As regards bank deposits, the Greek Central bank could (forcibly, by law) buy the reserves in exchange for newly created drachmas. (I didn't say "printed" -we will return to that).
As regards bank notes held outside the banks, the Greek state could
a) Accept euros when the citizens have to pay taxes etc.,
b) declare illegal any physical transfer of euros outside the country (we will return to that and to smuggling),
c) declare illegal any transaction between individuals using euros.
So the only legal way to use your hand-held euros would be to give it to the state or to the banks (which will hand them over to the Greek CB).
Now, it is easy to bring up the issue of smuggling, illegal activities, defying the law etc. But everything is a matter of degree. If the state is serious about enforcing these laws, not much of the amount of euros outside the banks will eventually leave the country. It is also important to take into account the fact that these foreign currency reserves are scattered over the whole population. Coordinating smuggling operations given such dispersion, will be a real issue.
Finally, let's turn to the other very real issue that @FooBar discussed, the amount of time it takes to actually print the new money in sufficient quantities. Again, this is a matter of degree. How much actual paper money is needed, in the modern electronic banking/credit-card/commercial-credit environment?

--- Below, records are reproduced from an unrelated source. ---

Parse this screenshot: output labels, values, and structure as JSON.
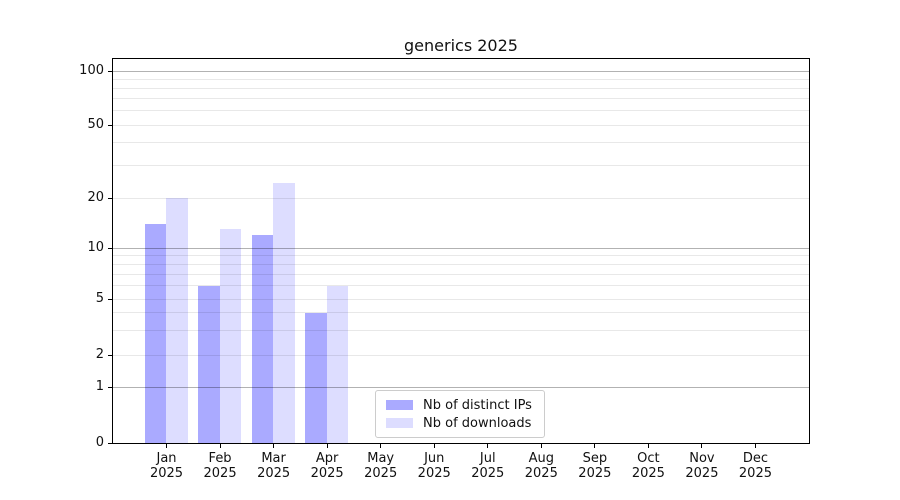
{
  "chart_data": {
    "type": "bar",
    "title": "generics 2025",
    "categories": [
      "Jan",
      "Feb",
      "Mar",
      "Apr",
      "May",
      "Jun",
      "Jul",
      "Aug",
      "Sep",
      "Oct",
      "Nov",
      "Dec"
    ],
    "x_tick_year": "2025",
    "series": [
      {
        "name": "Nb of distinct IPs",
        "color": "#aaaaff",
        "values": [
          14,
          6,
          12,
          4,
          0,
          0,
          0,
          0,
          0,
          0,
          0,
          0
        ]
      },
      {
        "name": "Nb of downloads",
        "color": "#ddddff",
        "values": [
          20,
          13,
          24,
          6,
          0,
          0,
          0,
          0,
          0,
          0,
          0,
          0
        ]
      }
    ],
    "xlabel": "",
    "ylabel": "",
    "yscale": "symlog",
    "ylim": [
      0,
      117
    ],
    "yticks": [
      0,
      1,
      2,
      5,
      10,
      20,
      50,
      100
    ],
    "major_grid_values": [
      1,
      10,
      100
    ],
    "minor_grid_values": [
      2,
      3,
      4,
      5,
      6,
      7,
      8,
      9,
      20,
      30,
      40,
      50,
      60,
      70,
      80,
      90
    ],
    "grid": true,
    "legend_position": "lower center"
  },
  "style": {
    "bar_distinct_ips_color": "#aaaaff",
    "bar_downloads_color": "#ddddff",
    "major_grid_color": "#b0b0b0",
    "minor_grid_color": "#e8e8e8",
    "axis_line_color": "#000000",
    "text_color": "#111111",
    "legend_border_color": "#cccccc",
    "background_color": "#ffffff"
  }
}
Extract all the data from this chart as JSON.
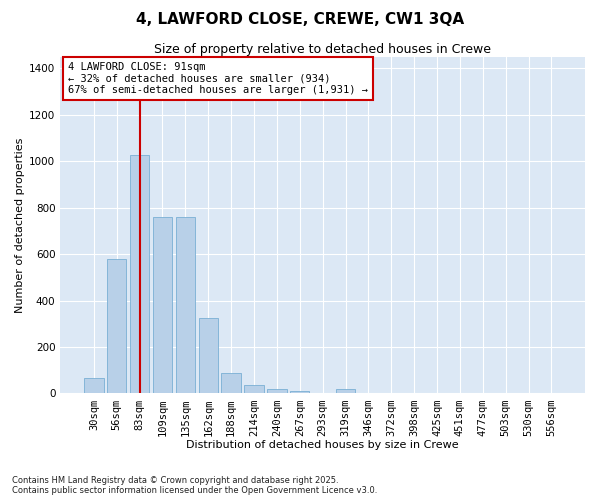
{
  "title": "4, LAWFORD CLOSE, CREWE, CW1 3QA",
  "subtitle": "Size of property relative to detached houses in Crewe",
  "xlabel": "Distribution of detached houses by size in Crewe",
  "ylabel": "Number of detached properties",
  "categories": [
    "30sqm",
    "56sqm",
    "83sqm",
    "109sqm",
    "135sqm",
    "162sqm",
    "188sqm",
    "214sqm",
    "240sqm",
    "267sqm",
    "293sqm",
    "319sqm",
    "346sqm",
    "372sqm",
    "398sqm",
    "425sqm",
    "451sqm",
    "477sqm",
    "503sqm",
    "530sqm",
    "556sqm"
  ],
  "values": [
    65,
    580,
    1025,
    760,
    760,
    325,
    90,
    35,
    20,
    12,
    0,
    18,
    0,
    0,
    0,
    0,
    0,
    0,
    0,
    0,
    0
  ],
  "bar_color": "#b8d0e8",
  "bar_edge_color": "#7aafd4",
  "red_line_index": 2,
  "annotation_text": "4 LAWFORD CLOSE: 91sqm\n← 32% of detached houses are smaller (934)\n67% of semi-detached houses are larger (1,931) →",
  "annotation_box_color": "#ffffff",
  "annotation_box_edge_color": "#cc0000",
  "red_line_color": "#cc0000",
  "ylim": [
    0,
    1450
  ],
  "yticks": [
    0,
    200,
    400,
    600,
    800,
    1000,
    1200,
    1400
  ],
  "background_color": "#dce8f5",
  "figure_bg_color": "#ffffff",
  "grid_color": "#ffffff",
  "footnote": "Contains HM Land Registry data © Crown copyright and database right 2025.\nContains public sector information licensed under the Open Government Licence v3.0.",
  "title_fontsize": 11,
  "subtitle_fontsize": 9,
  "xlabel_fontsize": 8,
  "ylabel_fontsize": 8,
  "tick_fontsize": 7.5,
  "annot_fontsize": 7.5,
  "footnote_fontsize": 6
}
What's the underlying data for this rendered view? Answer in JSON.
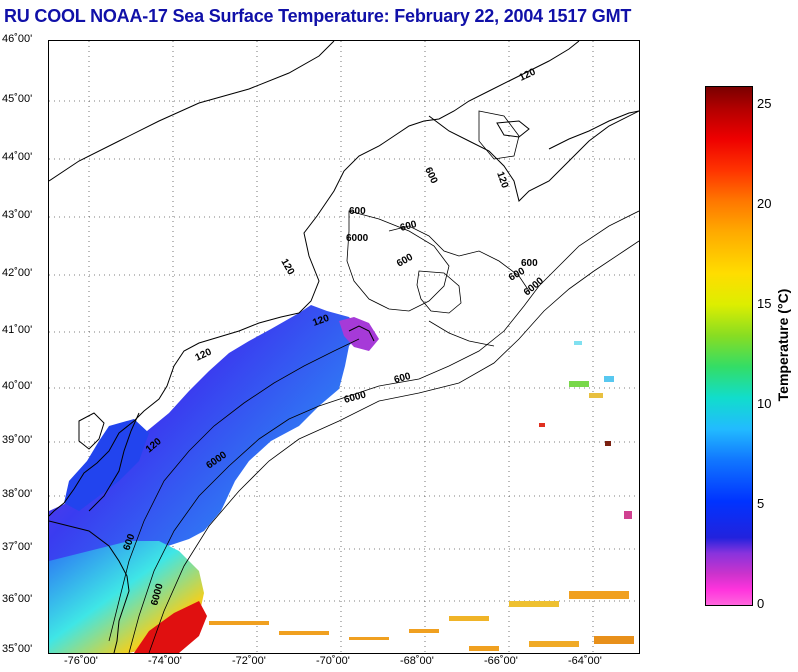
{
  "title": "RU COOL  NOAA-17  Sea Surface Temperature:  February 22, 2004 1517 GMT",
  "latitude_labels": [
    "46˚00'",
    "45˚00'",
    "44˚00'",
    "43˚00'",
    "42˚00'",
    "41˚00'",
    "40˚00'",
    "39˚00'",
    "38˚00'",
    "37˚00'",
    "36˚00'",
    "35˚00'"
  ],
  "longitude_labels": [
    "-76˚00'",
    "-74˚00'",
    "-72˚00'",
    "-70˚00'",
    "-68˚00'",
    "-66˚00'",
    "-64˚00'"
  ],
  "contour_labels": [
    "120",
    "600",
    "6000"
  ],
  "colorbar": {
    "label": "Temperature (°C)",
    "ticks": [
      "0",
      "5",
      "10",
      "15",
      "20",
      "25"
    ],
    "min": 0,
    "max": 26
  }
}
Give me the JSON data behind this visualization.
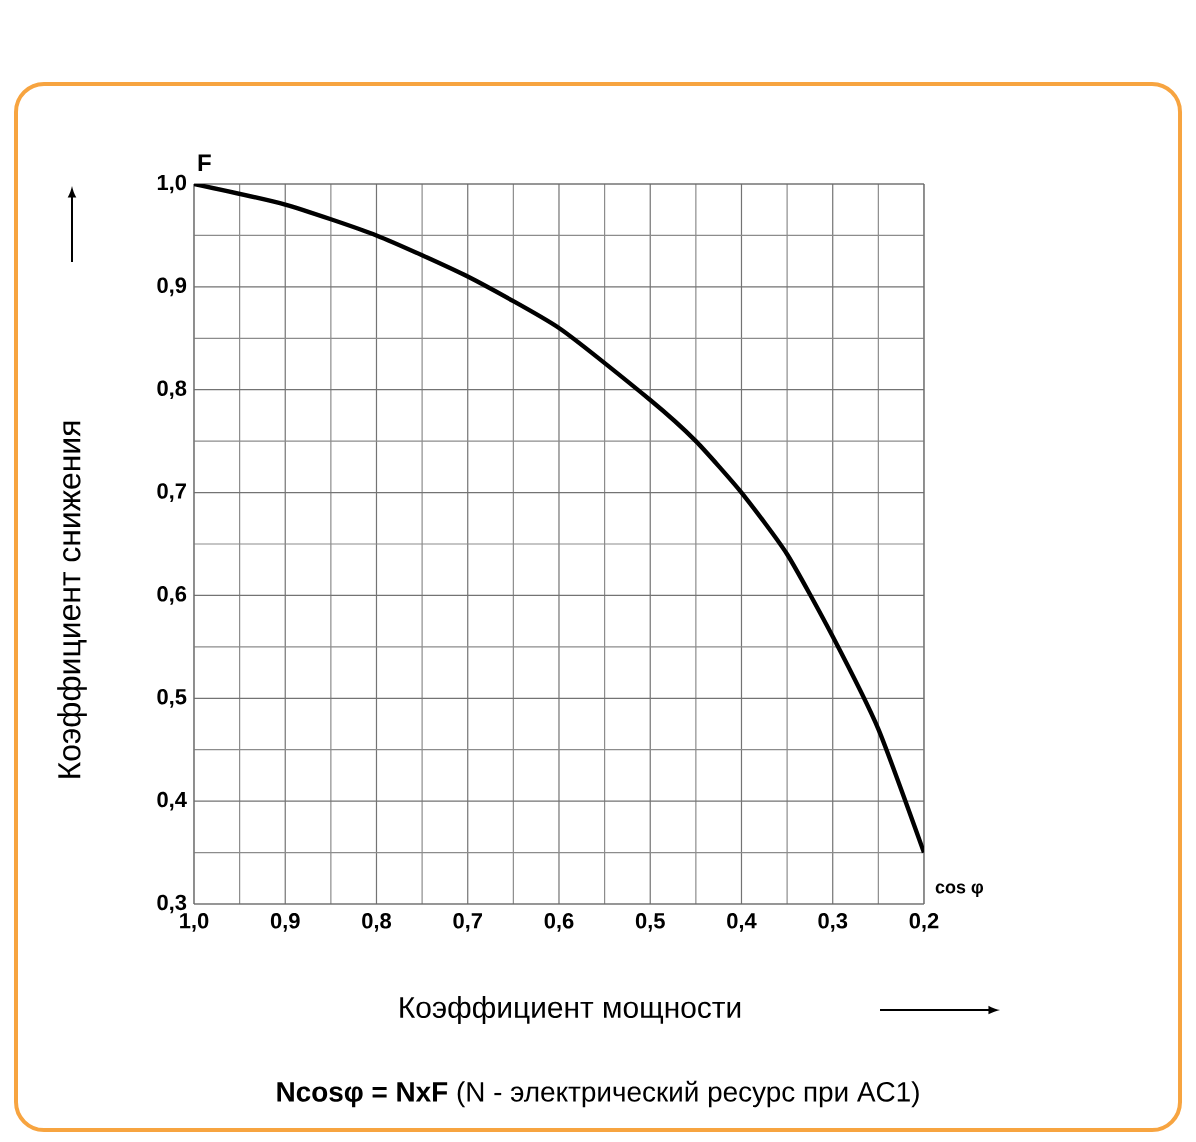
{
  "chart_data": {
    "type": "line",
    "xlabel": "Коэффициент мощности",
    "ylabel": "Коэффициент снижения",
    "annotations": [
      "F",
      "cos φ",
      "**Ncosφ = NxF**   (N - электрический ресурс при AC1)"
    ],
    "x": [
      1.0,
      0.9,
      0.8,
      0.7,
      0.6,
      0.5,
      0.45,
      0.4,
      0.35,
      0.3,
      0.25,
      0.2
    ],
    "series": [
      {
        "color": "#000000",
        "values": [
          1.0,
          0.98,
          0.95,
          0.91,
          0.86,
          0.79,
          0.75,
          0.7,
          0.64,
          0.56,
          0.47,
          0.35
        ]
      }
    ],
    "xlim": [
      1.0,
      0.2
    ],
    "ylim": [
      0.3,
      1.0
    ],
    "xticks": [
      {
        "value": 1.0,
        "label": "1,0"
      },
      {
        "value": 0.9,
        "label": "0,9"
      },
      {
        "value": 0.8,
        "label": "0,8"
      },
      {
        "value": 0.7,
        "label": "0,7"
      },
      {
        "value": 0.6,
        "label": "0,6"
      },
      {
        "value": 0.5,
        "label": "0,5"
      },
      {
        "value": 0.4,
        "label": "0,4"
      },
      {
        "value": 0.3,
        "label": "0,3"
      },
      {
        "value": 0.2,
        "label": "0,2"
      }
    ],
    "yticks": [
      {
        "value": 0.3,
        "label": "0,3"
      },
      {
        "value": 0.4,
        "label": "0,4"
      },
      {
        "value": 0.5,
        "label": "0,5"
      },
      {
        "value": 0.6,
        "label": "0,6"
      },
      {
        "value": 0.7,
        "label": "0,7"
      },
      {
        "value": 0.8,
        "label": "0,8"
      },
      {
        "value": 0.9,
        "label": "0,9"
      },
      {
        "value": 1.0,
        "label": "1,0"
      }
    ],
    "grid": true,
    "marker": "none",
    "line_style": "solid"
  }
}
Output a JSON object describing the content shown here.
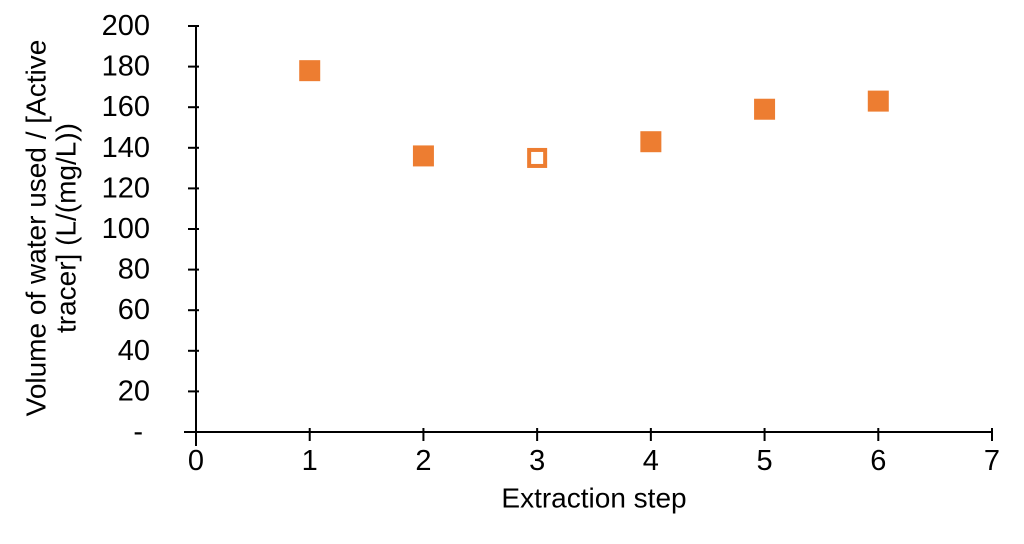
{
  "chart_data": {
    "type": "scatter",
    "title": "",
    "xlabel": "Extraction step",
    "ylabel": "Volume of water used / [Active tracer] (L/(mg/L))",
    "ylabel_lines": [
      "Volume of water used / [Active",
      "tracer] (L/(mg/L))"
    ],
    "marker_shape": "square",
    "points": [
      {
        "x": 1,
        "y": 178,
        "style": "filled"
      },
      {
        "x": 2,
        "y": 136,
        "style": "filled"
      },
      {
        "x": 3,
        "y": 135,
        "style": "open"
      },
      {
        "x": 4,
        "y": 143,
        "style": "filled"
      },
      {
        "x": 5,
        "y": 159,
        "style": "filled"
      },
      {
        "x": 6,
        "y": 163,
        "style": "filled"
      }
    ],
    "xlim": [
      0,
      7
    ],
    "ylim": [
      0,
      200
    ],
    "x_tick_values": [
      0,
      1,
      2,
      3,
      4,
      5,
      6,
      7
    ],
    "x_tick_labels": [
      "0",
      "1",
      "2",
      "3",
      "4",
      "5",
      "6",
      "7"
    ],
    "y_tick_values": [
      0,
      20,
      40,
      60,
      80,
      100,
      120,
      140,
      160,
      180,
      200
    ],
    "y_tick_labels": [
      "-",
      "20",
      "40",
      "60",
      "80",
      "100",
      "120",
      "140",
      "160",
      "180",
      "200"
    ],
    "grid": false,
    "legend": "none",
    "marker_color": "#ED7D31",
    "axis_color": "#000000",
    "text_color": "#000000",
    "background": "#FFFFFF"
  }
}
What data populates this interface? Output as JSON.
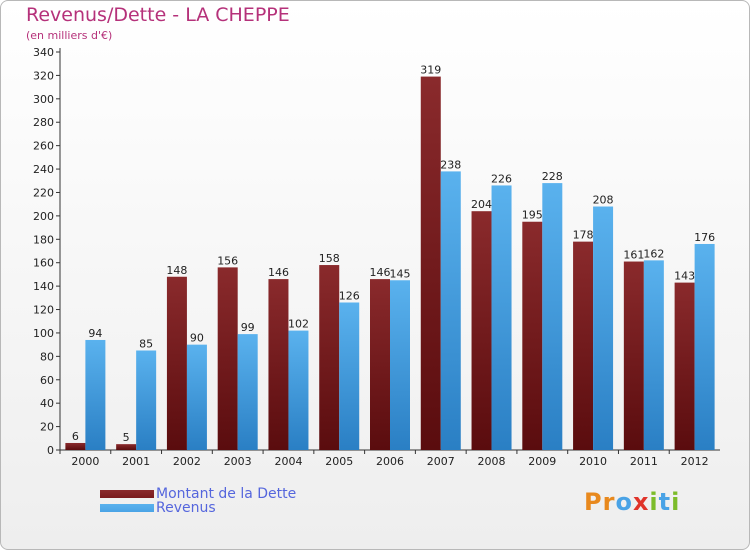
{
  "header": {
    "title": "Revenus/Dette - LA CHEPPE",
    "subtitle": "(en milliers d'€)"
  },
  "colors": {
    "debt": "#7a1a1c",
    "revenue": "#4aa3e6",
    "title": "#b5317a",
    "legend_text": "#5566dd"
  },
  "legend": {
    "debt_label": "Montant de la Dette",
    "revenue_label": "Revenus"
  },
  "logo": {
    "text": "Proxiti",
    "letters": [
      {
        "ch": "P",
        "color": "#e8891e"
      },
      {
        "ch": "r",
        "color": "#e8891e"
      },
      {
        "ch": "o",
        "color": "#4aa3e6"
      },
      {
        "ch": "x",
        "color": "#e0342a"
      },
      {
        "ch": "i",
        "color": "#7cbc2a"
      },
      {
        "ch": "t",
        "color": "#4aa3e6"
      },
      {
        "ch": "i",
        "color": "#7cbc2a"
      }
    ]
  },
  "chart_data": {
    "type": "bar",
    "categories": [
      "2000",
      "2001",
      "2002",
      "2003",
      "2004",
      "2005",
      "2006",
      "2007",
      "2008",
      "2009",
      "2010",
      "2011",
      "2012"
    ],
    "series": [
      {
        "name": "Montant de la Dette",
        "values": [
          6,
          5,
          148,
          156,
          146,
          158,
          146,
          319,
          204,
          195,
          178,
          161,
          143
        ]
      },
      {
        "name": "Revenus",
        "values": [
          94,
          85,
          90,
          99,
          102,
          126,
          145,
          238,
          226,
          228,
          208,
          162,
          176
        ]
      }
    ],
    "ylim": [
      0,
      340
    ],
    "yticks": [
      0,
      20,
      40,
      60,
      80,
      100,
      120,
      140,
      160,
      180,
      200,
      220,
      240,
      260,
      280,
      300,
      320,
      340
    ],
    "grid": false,
    "legend_position": "bottom-left"
  }
}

I should also mention that the Greek state has an active money-printing facility, since it has been printing euros all these time (as many eurozone states do).
So it is a matter of sitting down and measuring the time-table to print the new money in the quantities actually needed, assess the damage to economic activity because these new money will become available only gradually (while again, taking into account the ability to transact electronically/paperless-ly), and compare this damage to the damage done by outright destructing euro bank notes/foreign currency reserves, by punching holes in them, and count them as drachmas.
Once more, everything boils down to a cost-benefit analysis. And no - I will not venture any "impression" as to which cost is bigger.